Example 2: Resilient private workload

For a private workload that’s only accessible by internal users, a few extra considerations must be made to keep the traffic inside of the trusted private network.

private workload resilliency

The architecture for resilient private facing workload has the same steps as public facing workload, but with some key differences. These include:

  1. Instead of using a public hosted zone, create private hosted zones in Route 53 to respond to DNS queries for the workload.
  2. Create the primary and secondary records in Route 53 just like the public workload but referencing the private ALBs.
  3. To allow end-users onto the corporate network (within offices or connected via VPN) to resolve the workload, use the Route 53 Resolver with an inbound endpoint. This allows end-users located on-premises to resolve the records in the private hosted zone. Route 53 Resolver is designed to be integrated with an on-premises DNS server.
  4. No internet gateway is required for hosting the private workload. You might need an internet gateway in the Local Zone for other purposes: for example, to host a self-managed VPN solution to connect the Local Zone with the corporate data center.
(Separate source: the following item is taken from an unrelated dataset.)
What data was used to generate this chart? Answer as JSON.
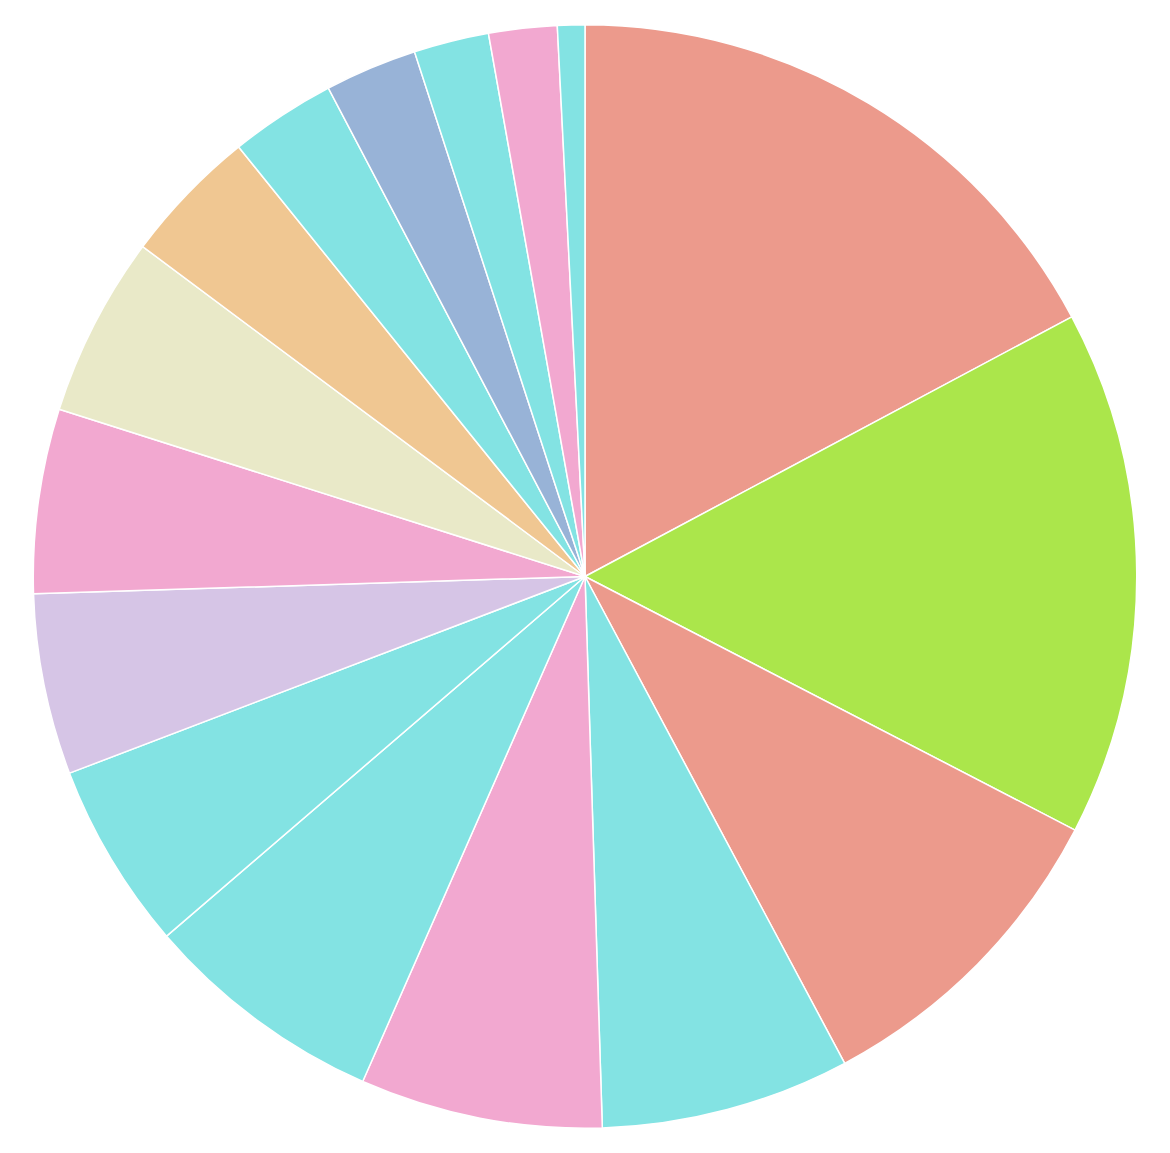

Hosting multiple workloads

Customers who host multiple workloads in a single VPC generally must consider how to segregate those workloads. As with workloads in the AWS Region, segregation can be implemented at a subnet or VPC level.
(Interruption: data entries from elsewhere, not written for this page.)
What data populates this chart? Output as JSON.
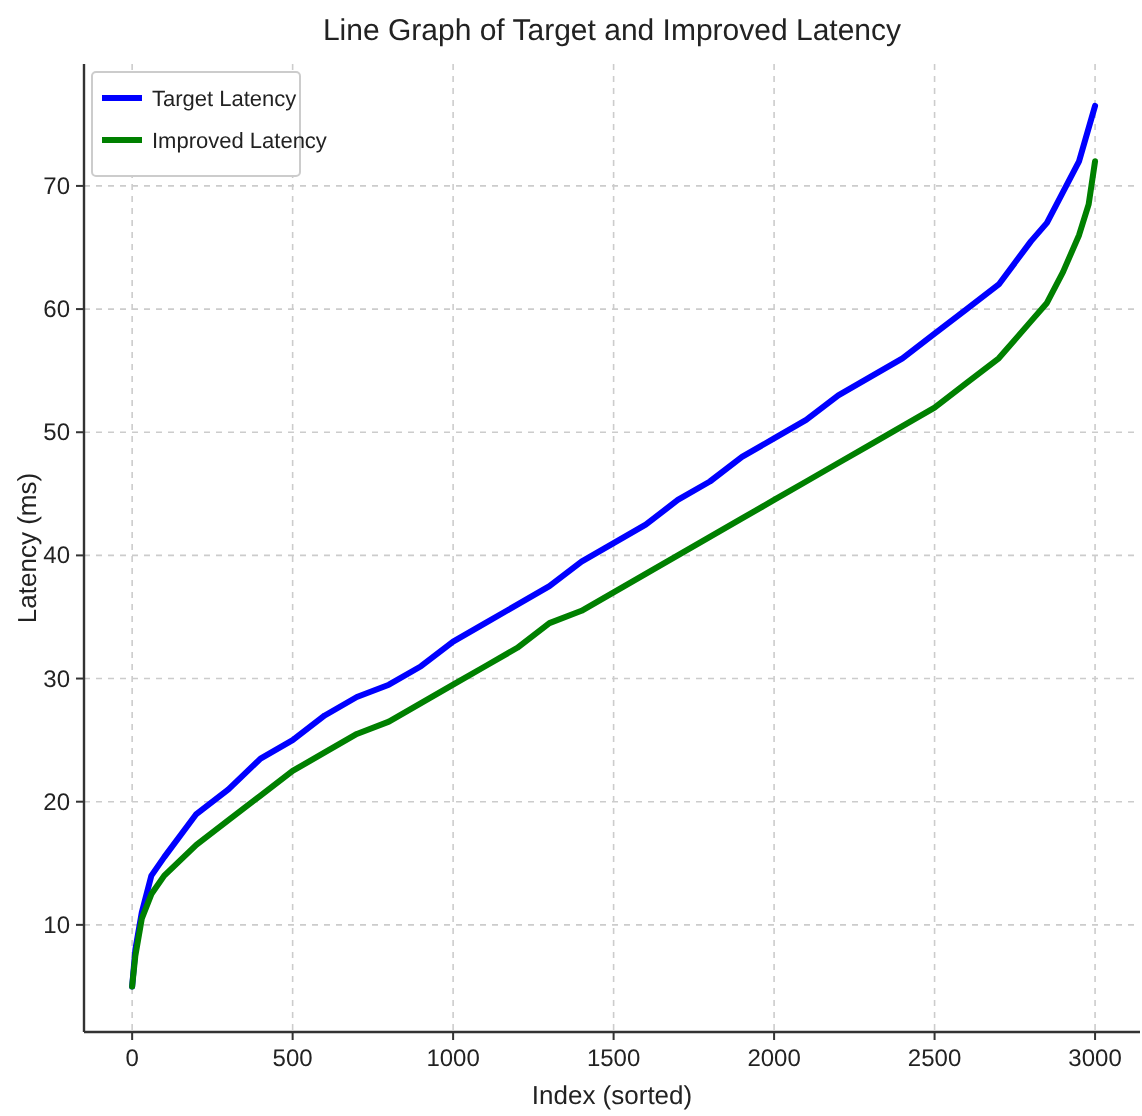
{
  "chart_data": {
    "type": "line",
    "title": "Line Graph of Target and Improved Latency",
    "xlabel": "Index (sorted)",
    "ylabel": "Latency (ms)",
    "xlim": [
      -150,
      3140
    ],
    "xticks": [
      0,
      500,
      1000,
      1500,
      2000,
      2500,
      3000
    ],
    "ylim": [
      1.3,
      79.9
    ],
    "yticks": [
      10,
      20,
      30,
      40,
      50,
      60,
      70
    ],
    "grid": true,
    "legend": "top left",
    "line_style": "solid",
    "marker": "none",
    "series": [
      {
        "name": "Target Latency",
        "color": "#0000ff",
        "x": [
          0,
          10,
          30,
          60,
          100,
          200,
          300,
          400,
          500,
          600,
          700,
          800,
          900,
          1000,
          1100,
          1200,
          1300,
          1400,
          1500,
          1600,
          1700,
          1800,
          1900,
          2000,
          2100,
          2200,
          2300,
          2400,
          2500,
          2600,
          2700,
          2800,
          2850,
          2900,
          2950,
          3000
        ],
        "values": [
          5,
          8,
          11,
          14,
          15.5,
          19,
          21,
          23.5,
          25,
          27,
          28.5,
          29.5,
          31,
          33,
          34.5,
          36,
          37.5,
          39.5,
          41,
          42.5,
          44.5,
          46,
          48,
          49.5,
          51,
          53,
          54.5,
          56,
          58,
          60,
          62,
          65.5,
          67,
          69.5,
          72,
          76.5
        ]
      },
      {
        "name": "Improved Latency",
        "color": "#008000",
        "x": [
          0,
          10,
          30,
          60,
          100,
          200,
          300,
          400,
          500,
          600,
          700,
          800,
          900,
          1000,
          1100,
          1200,
          1300,
          1400,
          1500,
          1600,
          1700,
          1800,
          1900,
          2000,
          2100,
          2200,
          2300,
          2400,
          2500,
          2600,
          2700,
          2800,
          2850,
          2900,
          2950,
          2980,
          3000
        ],
        "values": [
          5,
          7.5,
          10.5,
          12.5,
          14,
          16.5,
          18.5,
          20.5,
          22.5,
          24,
          25.5,
          26.5,
          28,
          29.5,
          31,
          32.5,
          34.5,
          35.5,
          37,
          38.5,
          40,
          41.5,
          43,
          44.5,
          46,
          47.5,
          49,
          50.5,
          52,
          54,
          56,
          59,
          60.5,
          63,
          66,
          68.5,
          72
        ]
      }
    ]
  }
}
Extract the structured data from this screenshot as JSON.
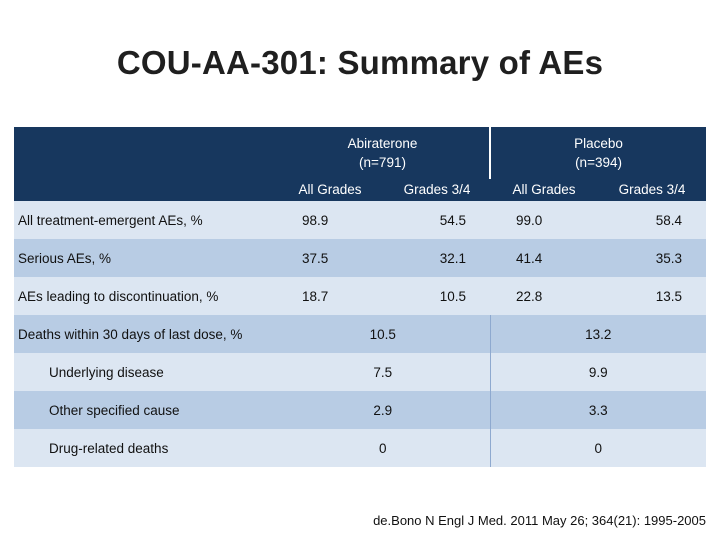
{
  "title": "COU-AA-301: Summary of AEs",
  "table": {
    "groups": [
      {
        "line1": "Abiraterone",
        "line2": "(n=791)"
      },
      {
        "line1": "Placebo",
        "line2": "(n=394)"
      }
    ],
    "subheaders": [
      "All Grades",
      "Grades 3/4",
      "All Grades",
      "Grades 3/4"
    ],
    "rows": [
      {
        "label": "All treatment-emergent AEs, %",
        "values": [
          "98.9",
          "54.5",
          "99.0",
          "58.4"
        ]
      },
      {
        "label": "Serious AEs, %",
        "values": [
          "37.5",
          "32.1",
          "41.4",
          "35.3"
        ]
      },
      {
        "label": "AEs leading to discontinuation, %",
        "values": [
          "18.7",
          "10.5",
          "22.8",
          "13.5"
        ]
      }
    ],
    "group_rows": [
      {
        "label": "Deaths within 30 days of last dose, %",
        "abiraterone": "10.5",
        "placebo": "13.2"
      },
      {
        "label": "Underlying disease",
        "abiraterone": "7.5",
        "placebo": "9.9"
      },
      {
        "label": "Other specified cause",
        "abiraterone": "2.9",
        "placebo": "3.3"
      },
      {
        "label": "Drug-related deaths",
        "abiraterone": "0",
        "placebo": "0"
      }
    ]
  },
  "source": "de.Bono N Engl J Med. 2011 May 26; 364(21): 1995-2005"
}
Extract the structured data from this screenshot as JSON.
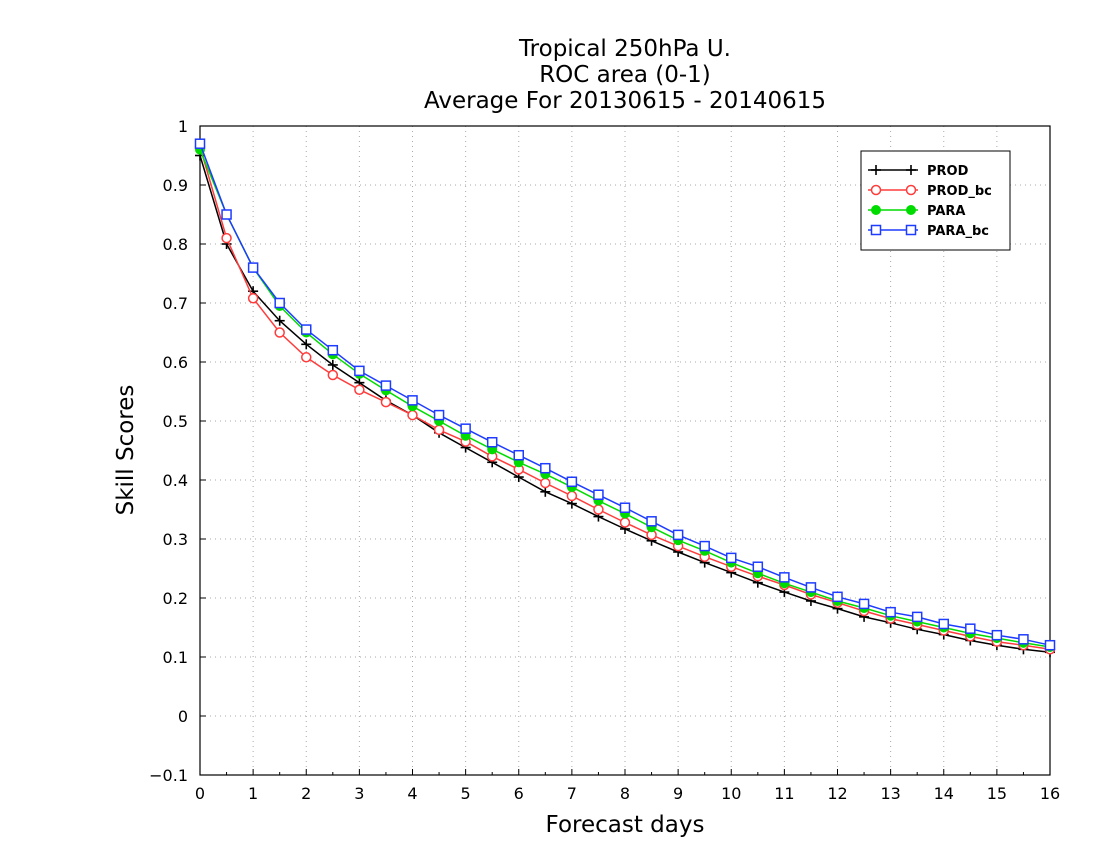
{
  "chart_data": {
    "type": "line",
    "title": [
      "Tropical 250hPa U.",
      "ROC area (0-1)",
      "Average For 20130615 - 20140615"
    ],
    "xlabel": "Forecast days",
    "ylabel": "Skill Scores",
    "xlim": [
      0,
      16
    ],
    "ylim": [
      -0.1,
      1
    ],
    "xticks": [
      "0",
      "1",
      "2",
      "3",
      "4",
      "5",
      "6",
      "7",
      "8",
      "9",
      "10",
      "11",
      "12",
      "13",
      "14",
      "15",
      "16"
    ],
    "yticks": [
      "−0.1",
      "0",
      "0.1",
      "0.2",
      "0.3",
      "0.4",
      "0.5",
      "0.6",
      "0.7",
      "0.8",
      "0.9",
      "1"
    ],
    "grid": true,
    "legend_position": "top-right",
    "x": [
      0,
      0.5,
      1,
      1.5,
      2,
      2.5,
      3,
      3.5,
      4,
      4.5,
      5,
      5.5,
      6,
      6.5,
      7,
      7.5,
      8,
      8.5,
      9,
      9.5,
      10,
      10.5,
      11,
      11.5,
      12,
      12.5,
      13,
      13.5,
      14,
      14.5,
      15,
      15.5,
      16
    ],
    "series": [
      {
        "name": "PROD",
        "color": "#000000",
        "marker": "plus",
        "values": [
          0.95,
          0.8,
          0.72,
          0.67,
          0.63,
          0.595,
          0.565,
          0.535,
          0.51,
          0.48,
          0.455,
          0.43,
          0.405,
          0.38,
          0.36,
          0.338,
          0.317,
          0.297,
          0.278,
          0.26,
          0.243,
          0.226,
          0.21,
          0.195,
          0.182,
          0.168,
          0.158,
          0.147,
          0.138,
          0.128,
          0.12,
          0.113,
          0.108
        ]
      },
      {
        "name": "PROD_bc",
        "color": "#ff3c3c",
        "marker": "circle",
        "values": [
          0.965,
          0.81,
          0.708,
          0.65,
          0.608,
          0.578,
          0.553,
          0.532,
          0.51,
          0.485,
          0.465,
          0.44,
          0.418,
          0.395,
          0.373,
          0.35,
          0.328,
          0.307,
          0.288,
          0.27,
          0.253,
          0.237,
          0.222,
          0.206,
          0.192,
          0.178,
          0.165,
          0.155,
          0.145,
          0.135,
          0.126,
          0.12,
          0.113
        ]
      },
      {
        "name": "PARA",
        "color": "#00dc00",
        "marker": "filled-circle",
        "values": [
          0.96,
          0.85,
          0.76,
          0.695,
          0.65,
          0.613,
          0.58,
          0.552,
          0.525,
          0.5,
          0.475,
          0.452,
          0.43,
          0.41,
          0.388,
          0.365,
          0.343,
          0.32,
          0.298,
          0.28,
          0.26,
          0.242,
          0.225,
          0.21,
          0.195,
          0.183,
          0.17,
          0.16,
          0.15,
          0.14,
          0.132,
          0.124,
          0.117
        ]
      },
      {
        "name": "PARA_bc",
        "color": "#1e3cff",
        "marker": "square",
        "values": [
          0.97,
          0.85,
          0.76,
          0.7,
          0.655,
          0.62,
          0.585,
          0.56,
          0.535,
          0.51,
          0.487,
          0.464,
          0.442,
          0.42,
          0.397,
          0.375,
          0.353,
          0.33,
          0.307,
          0.288,
          0.268,
          0.253,
          0.235,
          0.218,
          0.202,
          0.19,
          0.176,
          0.168,
          0.156,
          0.148,
          0.137,
          0.13,
          0.12
        ]
      }
    ]
  }
}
If you want to segregate workloads at the subnet level, you can extend your existing VPC architecture by provisioning extra sets of subnets to the Local Zone.

segregate workloads at subnet level

Although not shown in the diagram, for those of you using a self-hosted VPN to connect the Local Zone with an on-premises data center, the VPN solution can be deployed in a centralized subnet.
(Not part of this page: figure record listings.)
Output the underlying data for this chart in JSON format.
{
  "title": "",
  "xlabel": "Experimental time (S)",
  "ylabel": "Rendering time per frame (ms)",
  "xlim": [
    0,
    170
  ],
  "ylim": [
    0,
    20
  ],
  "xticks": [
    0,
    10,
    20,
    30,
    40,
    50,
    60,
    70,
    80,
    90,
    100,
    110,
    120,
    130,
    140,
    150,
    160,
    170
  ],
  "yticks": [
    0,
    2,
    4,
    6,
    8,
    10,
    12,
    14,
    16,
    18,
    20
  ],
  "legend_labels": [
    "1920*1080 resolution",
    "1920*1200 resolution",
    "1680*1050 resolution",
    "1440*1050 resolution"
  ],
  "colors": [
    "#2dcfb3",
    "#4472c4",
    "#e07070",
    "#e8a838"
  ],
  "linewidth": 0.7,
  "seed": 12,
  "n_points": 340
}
You can continue to use security groups, network access control lists (NACLs) , and VPC route tables – just as you would in the Region to segregate the workloads.

If you want to segregate workloads at the VPC level, like many of our customers do, within the Region, inter-VPC routing is generally handled by Transit Gateway. However, in this case, it may be undesirable to send traffic to the Region to reach a subnet in another VPC that is also extended to the Local Zone.

segregate workloads at VPC level

Key considerations for this design are as follows:

  1. Direct Connect is deployed to connect the Local Zone with the corporate data center. Therefore, each VPC will have a dedicated Virtual Private Gateway provisioned to allow association with the Direct Connect Gateway.
  2. To enable inter-VPC traffic within the Local Zone, peer the two VPCs together.
  3. Create a VPC route table in VPC A. Add a route for Subnet Y where the destination is the peering link. Assign this route table to Subnet X.
  4. Create a VPC route table in VPC B. Add a route for Subnet X where the destination is the peering link. Assign this route table to Subnet Y.
  5. If necessary, add routes for on-premises networks and the transit gateway to both route tables.

This design allows traffic between subnets X and Y to stay within the Local Zone, thereby avoiding any latency from the Local Zone to the AWS Region while still permitting full connectivity to all other networks.

Conclusion

In this post, we summarized the use cases for enterprise hybrid architecture with Local Zones, and showed you:

  • Reference architectures to host workloads in Local Zones with low-latency connectivity to corporate data centers and resiliency to enable fail over to the AWS Region automatically.
  • Different design considerations for public and private facing workloads utilizing this hybrid architecture.
  • Segregation and connectivity considerations when extending this hybrid architecture to host multiple workloads.

Hopefully you will be able to follow along with these reference architectures to build and run highly resilient applications with local system interdependencies using Local Zones.